わたしは死んだ者のように人の心に忘れられ、破れた器のようになりました。
13 Ik hoor ze met elkander al fluisteren; Overal schrik om mij heen! Ze steken de hoofden bijeen, En smeden plannen, om mij te doden.
まことに、わたしは多くの人のささやくのを聞きます、「至る所に恐るべきことがある」と。彼らはわたしに逆らってともに計り、わたしのいのちを取ろうと、たくらむのです。
14 Maar ik blijf op U hopen, o Jahweh, En zeggen: Gij zijt mijn God!
しかし、主よ、わたしはあなたに信頼して、言います、「あなたはわたしの神である」と。
15 Mijn lot blijft in uw handen liggen; Verlos mij van mijn vijand en vervolgers.
わたしの時はあなたのみ手にあります。わたしをわたしの敵の手と、わたしを責め立てる者から救い出してください。
16 Laat uw aanschijn lichten over uw dienaar; Red mij door uw genade.
み顔をしもべの上に輝かせ、いつくしみをもってわたしをお救いください。
17 Jahweh, laat mij toch niet beschaamd komen staan: Want U roep ik aan. Neen, laat de bozen worden beschaamd en in het dodenrijk varen; (Sheol )

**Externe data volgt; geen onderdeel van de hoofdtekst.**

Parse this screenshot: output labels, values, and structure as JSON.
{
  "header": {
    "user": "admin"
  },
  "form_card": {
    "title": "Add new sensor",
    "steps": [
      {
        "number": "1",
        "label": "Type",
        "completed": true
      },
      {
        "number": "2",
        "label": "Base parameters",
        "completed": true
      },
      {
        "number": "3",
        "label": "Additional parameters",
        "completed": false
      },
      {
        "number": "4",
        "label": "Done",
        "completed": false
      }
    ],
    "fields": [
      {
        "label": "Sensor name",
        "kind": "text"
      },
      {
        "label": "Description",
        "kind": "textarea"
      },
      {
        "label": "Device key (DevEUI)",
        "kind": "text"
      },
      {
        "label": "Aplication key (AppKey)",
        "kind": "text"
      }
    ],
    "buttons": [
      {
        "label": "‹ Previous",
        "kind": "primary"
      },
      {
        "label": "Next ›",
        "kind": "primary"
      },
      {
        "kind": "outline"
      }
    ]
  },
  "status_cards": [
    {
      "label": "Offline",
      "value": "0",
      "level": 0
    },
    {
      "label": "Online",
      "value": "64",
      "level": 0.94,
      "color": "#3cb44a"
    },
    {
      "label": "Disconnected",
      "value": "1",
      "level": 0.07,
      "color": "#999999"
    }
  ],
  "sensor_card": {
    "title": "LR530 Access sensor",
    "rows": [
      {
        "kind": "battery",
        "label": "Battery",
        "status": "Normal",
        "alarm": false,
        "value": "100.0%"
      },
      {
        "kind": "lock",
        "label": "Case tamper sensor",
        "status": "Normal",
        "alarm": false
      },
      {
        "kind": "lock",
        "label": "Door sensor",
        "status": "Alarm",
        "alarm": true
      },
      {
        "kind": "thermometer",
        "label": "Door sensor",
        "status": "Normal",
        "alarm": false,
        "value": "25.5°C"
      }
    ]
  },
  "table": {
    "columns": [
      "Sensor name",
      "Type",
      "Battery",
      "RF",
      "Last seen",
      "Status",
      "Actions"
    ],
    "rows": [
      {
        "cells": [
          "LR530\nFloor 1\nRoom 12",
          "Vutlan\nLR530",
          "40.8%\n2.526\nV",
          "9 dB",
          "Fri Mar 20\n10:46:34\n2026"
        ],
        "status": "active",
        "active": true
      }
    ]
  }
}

主よ、わたしはあなたに呼ばわります、わたしをはずかしめないでください。悪しき者に恥をうけさせ、彼らに声をあげさせずに陰府に行かせてください。 (Sheol )
18 Laat de leugenlippen verstommen, Die den gerechte durven tergen Met trots en verachting.
高ぶりと侮りとをもって正しい者をみだりにそしる偽りのくちびるをつぐませてください。
19 Hoe groot is uw goedheid, o Jahweh, Die Gij hebt weggelegd voor hen, die U vrezen, Die Gij bewijst aan wie tot U vluchten, Voor het oog aller mensen.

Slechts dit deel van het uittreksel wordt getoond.